Todo ello contribuye a una visión más personalizada de la fertilidad. El objetivo no es prolongar la fertilidad indefinidamente, sino ayudar a las personas a tomar decisiones informadas y a mantener la salud reproductiva como parte vital de su bienestar general.

14. ¿Qué es lo que más te gustaría que la gente entendiera sobre su fertilidad en las diferentes etapas de la vida?

La fertilidad no está garantizada, ni desaparece de la noche a la mañana. Cambia gradualmente, y comprenderlo pronto te da opciones. Mi mensaje es siempre: la conciencia de la fertilidad no debe crear miedo, sino libertad. Cuando comprendes tu biología, puedes tomar decisiones que se adapten a tu vida, y no al revés.

Puntos clave

La fertilidad es un viaje compartido en el que participan tanto las mujeres como los hombres, y comprender los hechos puede ayudar a las personas a tomar decisiones informadas. Factores como la edad, la genética y la salud influyen en la fertilidad de todas las personas, pero los cambios graduales son más comunes que las caídas repentinas. Si bien las elecciones de estilo de vida y las intervenciones médicas pueden apoyar la salud reproductiva, no pueden anular por completo la biología.

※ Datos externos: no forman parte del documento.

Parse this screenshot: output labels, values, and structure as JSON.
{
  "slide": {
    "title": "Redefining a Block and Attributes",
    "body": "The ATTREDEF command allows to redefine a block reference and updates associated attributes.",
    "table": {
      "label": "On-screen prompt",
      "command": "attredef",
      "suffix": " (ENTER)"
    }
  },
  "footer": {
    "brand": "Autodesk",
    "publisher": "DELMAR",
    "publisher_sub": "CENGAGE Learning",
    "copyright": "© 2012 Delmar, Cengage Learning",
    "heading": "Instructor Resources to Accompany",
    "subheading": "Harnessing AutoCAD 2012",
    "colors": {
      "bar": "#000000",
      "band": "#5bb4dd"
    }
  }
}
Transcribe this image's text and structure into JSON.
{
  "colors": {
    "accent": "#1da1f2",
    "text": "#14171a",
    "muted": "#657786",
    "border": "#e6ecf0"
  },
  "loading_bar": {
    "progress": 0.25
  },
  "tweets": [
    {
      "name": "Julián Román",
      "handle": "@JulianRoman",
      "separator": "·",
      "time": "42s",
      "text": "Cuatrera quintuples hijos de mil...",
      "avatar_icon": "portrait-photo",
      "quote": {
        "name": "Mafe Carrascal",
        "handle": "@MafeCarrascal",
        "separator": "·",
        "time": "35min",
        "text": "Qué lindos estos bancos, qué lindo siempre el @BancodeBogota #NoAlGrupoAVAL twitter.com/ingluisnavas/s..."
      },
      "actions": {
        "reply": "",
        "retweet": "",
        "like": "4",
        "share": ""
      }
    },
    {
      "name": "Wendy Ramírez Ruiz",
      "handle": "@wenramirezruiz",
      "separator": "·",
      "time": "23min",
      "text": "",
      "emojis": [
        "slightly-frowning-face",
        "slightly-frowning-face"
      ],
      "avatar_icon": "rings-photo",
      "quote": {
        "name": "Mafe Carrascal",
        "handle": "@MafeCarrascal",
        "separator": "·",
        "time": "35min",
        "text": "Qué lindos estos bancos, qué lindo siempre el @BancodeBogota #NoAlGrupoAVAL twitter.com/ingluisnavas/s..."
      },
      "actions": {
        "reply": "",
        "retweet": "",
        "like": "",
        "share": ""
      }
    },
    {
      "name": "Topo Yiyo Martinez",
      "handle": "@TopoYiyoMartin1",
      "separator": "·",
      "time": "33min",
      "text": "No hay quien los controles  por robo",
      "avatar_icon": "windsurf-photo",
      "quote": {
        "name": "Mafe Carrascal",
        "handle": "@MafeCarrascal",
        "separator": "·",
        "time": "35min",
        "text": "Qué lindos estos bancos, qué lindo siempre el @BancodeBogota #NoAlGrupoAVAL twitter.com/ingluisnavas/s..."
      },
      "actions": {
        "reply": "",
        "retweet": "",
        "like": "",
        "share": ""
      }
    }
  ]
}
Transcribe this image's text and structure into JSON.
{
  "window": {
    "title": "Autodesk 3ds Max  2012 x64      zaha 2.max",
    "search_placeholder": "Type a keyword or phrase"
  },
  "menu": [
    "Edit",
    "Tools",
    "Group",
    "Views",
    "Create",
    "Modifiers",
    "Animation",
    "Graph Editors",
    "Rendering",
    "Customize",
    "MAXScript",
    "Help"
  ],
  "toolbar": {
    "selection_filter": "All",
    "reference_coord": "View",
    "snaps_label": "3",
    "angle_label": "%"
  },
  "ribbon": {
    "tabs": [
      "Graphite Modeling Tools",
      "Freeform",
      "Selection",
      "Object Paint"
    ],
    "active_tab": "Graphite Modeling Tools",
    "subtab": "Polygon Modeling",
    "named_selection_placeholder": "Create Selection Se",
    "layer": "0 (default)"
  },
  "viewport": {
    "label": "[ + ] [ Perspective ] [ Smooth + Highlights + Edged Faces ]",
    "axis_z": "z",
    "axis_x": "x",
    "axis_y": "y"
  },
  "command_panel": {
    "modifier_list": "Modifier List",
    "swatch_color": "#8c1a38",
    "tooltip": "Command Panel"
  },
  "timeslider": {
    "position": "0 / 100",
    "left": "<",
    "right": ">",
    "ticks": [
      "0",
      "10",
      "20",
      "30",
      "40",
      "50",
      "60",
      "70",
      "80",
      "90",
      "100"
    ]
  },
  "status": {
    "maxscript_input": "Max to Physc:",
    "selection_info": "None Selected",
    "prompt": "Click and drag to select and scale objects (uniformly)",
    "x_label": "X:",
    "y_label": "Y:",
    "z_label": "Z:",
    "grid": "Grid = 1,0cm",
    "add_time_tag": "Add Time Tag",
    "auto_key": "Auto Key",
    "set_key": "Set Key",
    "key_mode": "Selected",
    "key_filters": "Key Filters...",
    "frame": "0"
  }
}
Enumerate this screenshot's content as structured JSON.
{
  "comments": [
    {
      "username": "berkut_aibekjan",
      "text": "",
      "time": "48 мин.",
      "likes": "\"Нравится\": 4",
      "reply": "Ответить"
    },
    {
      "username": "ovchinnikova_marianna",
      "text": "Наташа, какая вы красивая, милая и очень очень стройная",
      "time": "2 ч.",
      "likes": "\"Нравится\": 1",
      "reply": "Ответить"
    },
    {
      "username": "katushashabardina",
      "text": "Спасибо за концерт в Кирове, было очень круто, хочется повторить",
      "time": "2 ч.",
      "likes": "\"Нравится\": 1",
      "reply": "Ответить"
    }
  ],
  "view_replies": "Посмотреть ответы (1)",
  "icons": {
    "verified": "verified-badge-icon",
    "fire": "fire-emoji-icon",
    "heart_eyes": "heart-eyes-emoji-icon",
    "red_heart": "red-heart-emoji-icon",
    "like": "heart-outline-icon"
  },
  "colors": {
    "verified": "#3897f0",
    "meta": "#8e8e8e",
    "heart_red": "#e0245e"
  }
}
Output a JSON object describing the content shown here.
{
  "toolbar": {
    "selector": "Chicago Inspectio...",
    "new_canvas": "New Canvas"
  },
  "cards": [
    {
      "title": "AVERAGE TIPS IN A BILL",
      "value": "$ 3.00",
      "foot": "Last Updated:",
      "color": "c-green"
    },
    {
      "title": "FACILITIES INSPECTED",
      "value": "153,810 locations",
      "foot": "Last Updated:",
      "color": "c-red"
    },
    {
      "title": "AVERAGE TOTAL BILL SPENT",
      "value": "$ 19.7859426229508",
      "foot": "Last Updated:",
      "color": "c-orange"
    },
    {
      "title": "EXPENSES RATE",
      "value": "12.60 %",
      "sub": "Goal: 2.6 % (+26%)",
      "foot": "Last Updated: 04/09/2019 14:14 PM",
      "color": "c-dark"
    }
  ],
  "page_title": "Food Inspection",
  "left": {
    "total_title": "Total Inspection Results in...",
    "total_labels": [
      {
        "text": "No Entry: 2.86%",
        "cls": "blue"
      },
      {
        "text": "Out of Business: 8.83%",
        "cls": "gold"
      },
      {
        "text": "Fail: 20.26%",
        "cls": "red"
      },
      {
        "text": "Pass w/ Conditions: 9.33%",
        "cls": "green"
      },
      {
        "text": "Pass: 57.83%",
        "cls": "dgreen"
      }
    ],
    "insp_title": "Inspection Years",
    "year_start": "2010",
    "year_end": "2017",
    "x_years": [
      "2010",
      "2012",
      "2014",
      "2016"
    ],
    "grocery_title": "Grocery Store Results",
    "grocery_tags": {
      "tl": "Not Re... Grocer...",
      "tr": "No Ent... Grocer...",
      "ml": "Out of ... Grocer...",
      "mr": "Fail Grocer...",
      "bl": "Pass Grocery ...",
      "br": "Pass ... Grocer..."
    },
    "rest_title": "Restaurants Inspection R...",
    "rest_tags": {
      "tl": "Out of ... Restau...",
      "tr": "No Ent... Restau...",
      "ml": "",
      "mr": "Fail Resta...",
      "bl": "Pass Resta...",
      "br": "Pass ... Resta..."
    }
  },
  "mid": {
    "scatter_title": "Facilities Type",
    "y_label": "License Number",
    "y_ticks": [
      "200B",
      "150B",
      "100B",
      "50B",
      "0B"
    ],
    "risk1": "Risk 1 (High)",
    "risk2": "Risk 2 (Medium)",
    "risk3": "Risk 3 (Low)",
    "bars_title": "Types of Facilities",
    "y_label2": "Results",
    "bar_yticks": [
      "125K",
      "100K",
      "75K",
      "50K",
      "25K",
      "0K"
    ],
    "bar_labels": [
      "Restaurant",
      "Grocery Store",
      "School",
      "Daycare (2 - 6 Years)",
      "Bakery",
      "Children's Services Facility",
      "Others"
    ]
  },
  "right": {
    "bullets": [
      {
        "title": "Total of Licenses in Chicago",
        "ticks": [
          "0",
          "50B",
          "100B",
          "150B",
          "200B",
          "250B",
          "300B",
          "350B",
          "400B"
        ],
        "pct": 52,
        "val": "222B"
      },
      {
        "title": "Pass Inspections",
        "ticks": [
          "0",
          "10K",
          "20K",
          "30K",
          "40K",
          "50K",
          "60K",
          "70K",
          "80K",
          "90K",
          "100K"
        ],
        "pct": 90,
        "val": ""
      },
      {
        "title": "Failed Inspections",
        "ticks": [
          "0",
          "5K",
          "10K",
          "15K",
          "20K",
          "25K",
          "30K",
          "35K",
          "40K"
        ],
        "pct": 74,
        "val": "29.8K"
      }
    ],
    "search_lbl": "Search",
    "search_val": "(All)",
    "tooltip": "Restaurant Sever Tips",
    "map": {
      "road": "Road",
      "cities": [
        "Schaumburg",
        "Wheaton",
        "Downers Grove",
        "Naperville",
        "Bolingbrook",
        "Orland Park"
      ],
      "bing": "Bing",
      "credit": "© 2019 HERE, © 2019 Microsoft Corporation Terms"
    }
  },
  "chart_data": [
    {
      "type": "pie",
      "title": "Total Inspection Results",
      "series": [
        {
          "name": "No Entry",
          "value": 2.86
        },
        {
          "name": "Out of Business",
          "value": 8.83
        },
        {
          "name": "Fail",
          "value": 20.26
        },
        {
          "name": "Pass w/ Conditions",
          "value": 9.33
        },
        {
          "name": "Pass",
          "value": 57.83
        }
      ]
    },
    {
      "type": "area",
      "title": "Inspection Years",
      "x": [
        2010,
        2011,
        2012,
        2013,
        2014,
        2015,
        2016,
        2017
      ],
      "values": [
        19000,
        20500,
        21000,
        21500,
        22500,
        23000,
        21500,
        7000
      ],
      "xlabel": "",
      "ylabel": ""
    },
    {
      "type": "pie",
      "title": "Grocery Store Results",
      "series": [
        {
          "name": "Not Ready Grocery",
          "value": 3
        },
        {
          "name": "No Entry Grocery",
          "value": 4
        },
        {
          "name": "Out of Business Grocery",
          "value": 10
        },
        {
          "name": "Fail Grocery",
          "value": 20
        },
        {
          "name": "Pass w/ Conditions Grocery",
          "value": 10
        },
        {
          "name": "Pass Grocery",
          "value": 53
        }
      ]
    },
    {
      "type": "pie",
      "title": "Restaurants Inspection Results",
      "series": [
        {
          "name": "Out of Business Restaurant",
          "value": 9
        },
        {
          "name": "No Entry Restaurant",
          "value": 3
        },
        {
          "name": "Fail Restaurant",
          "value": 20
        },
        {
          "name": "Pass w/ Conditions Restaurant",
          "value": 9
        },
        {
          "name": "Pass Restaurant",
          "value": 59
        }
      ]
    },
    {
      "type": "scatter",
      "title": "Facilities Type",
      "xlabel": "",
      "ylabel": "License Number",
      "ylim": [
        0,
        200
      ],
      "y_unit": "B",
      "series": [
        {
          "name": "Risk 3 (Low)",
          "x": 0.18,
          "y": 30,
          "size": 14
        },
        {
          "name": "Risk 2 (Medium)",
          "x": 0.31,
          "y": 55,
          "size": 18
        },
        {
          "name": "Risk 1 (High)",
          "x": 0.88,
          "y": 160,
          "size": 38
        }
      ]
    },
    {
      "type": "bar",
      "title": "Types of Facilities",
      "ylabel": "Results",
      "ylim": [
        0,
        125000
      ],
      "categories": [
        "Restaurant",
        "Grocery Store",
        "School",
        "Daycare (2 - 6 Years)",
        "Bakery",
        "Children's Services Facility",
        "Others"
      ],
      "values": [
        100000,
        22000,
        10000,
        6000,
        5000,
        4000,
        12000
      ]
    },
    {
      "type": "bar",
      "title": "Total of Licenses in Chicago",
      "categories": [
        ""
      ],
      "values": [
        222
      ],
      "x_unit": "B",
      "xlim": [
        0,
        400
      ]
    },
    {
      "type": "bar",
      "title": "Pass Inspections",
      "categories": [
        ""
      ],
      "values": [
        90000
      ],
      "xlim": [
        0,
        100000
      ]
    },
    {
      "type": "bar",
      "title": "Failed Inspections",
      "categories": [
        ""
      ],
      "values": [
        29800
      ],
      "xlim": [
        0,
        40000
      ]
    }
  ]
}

En el mundo actual, los factores socioeconómicos a menudo empujan la planificación familiar a etapas más tardías de la vida, lo que crea una brecha entre la preparación biológica y las circunstancias externas. Además, factores emocionales como el estrés y la estabilidad de las relaciones desempeñan un papel importante en la fertilidad.

Al separar los mitos de la realidad, utilizar herramientas como el seguimiento del ciclo y adoptar un enfoque proactivo e informado, las personas pueden tomar sus decisiones reproductivas con confianza y claridad.